Girish P Joshi, Saravanan P Ankichetty, Tong J Gan, Frances Chung
Anesthesia and Analgesia 2012, 115 (5): 1060-8
The suitability of ambulatory surgery for a patient with obstructive sleep apnea (OSA) remains controversial because of concerns of increased perioperative complications including postdischarge death. Therefore, a Society for Ambulatory Anesthesia task force on practice guidelines developed a consensus statement for the selection of patients with OSA scheduled for ambulatory surgery.
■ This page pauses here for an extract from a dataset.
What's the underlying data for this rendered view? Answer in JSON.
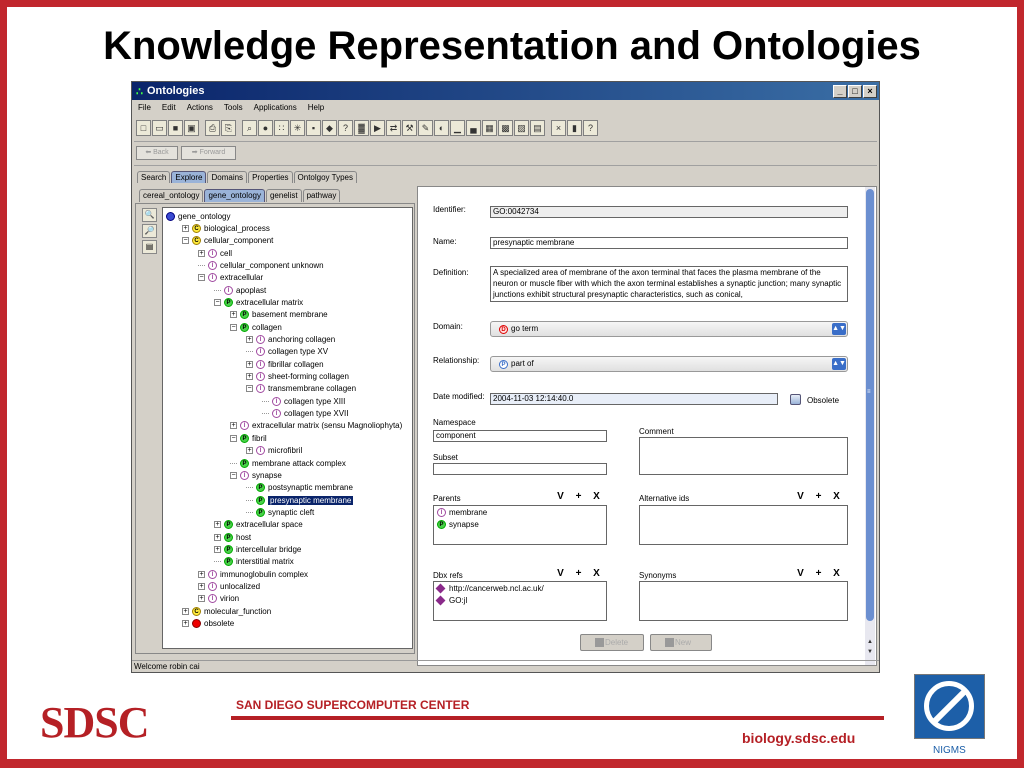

A systematic review of the literature was conducted according to the Preferred Reporting Items for Systematic Reviews and Meta-Analyses guidelines. Although the studies evaluating perioperative outcome in OSA patients undergoing ambulatory surgery are sparse and of limited quality, they do provide useful information that can guide clinical practice. Patients with a known diagnosis of OSA and optimized comorbid medical conditions can be considered for ambulatory surgery, if they are able to use a continuous positive airway pressure device in the postoperative period. Patients with a presumed diagnosis of OSA, based on screening tools such as the STOP-Bang questionnaire, and with optimized comorbid conditions, can be considered for ambulatory surgery, if postoperative pain can be managed predominantly with nonopioid analgesic techniques. On the other hand, OSA patients with nonoptimized comorbid medical conditions may not be good candidates for ambulatory surgery. What other guidelines are available on this topic? The American Society of Anesthesiologists (ASA) practice guidelines for management of surgical patients with OSA published in 2006. Why was this guideline developed? The ASA guidelines are outdated because several recent studies provide new information such as validated screening tools for clinical diagnosis of OSA and safety of ambulatory laparoscopic bariatric surgery in OSA patients. Therefore, an update on the selection of patients with OSA undergoing ambulatory surgery is warranted. How does this guideline differ from existing guidelines? Unlike the ASA guidelines, this consensus statement recommends the use of the STOP-Bang criteria for preoperative OSA screening and considers patients' comorbid conditions in the patient selection process. Also, current literature does not support the ASA recommendations that upper abdominal procedures are not appropriate for ambulatory surgery. Why does this guideline differ from existing guidelines? This consensus statement differs from existing ASA guidelines because of the availability of new evidence.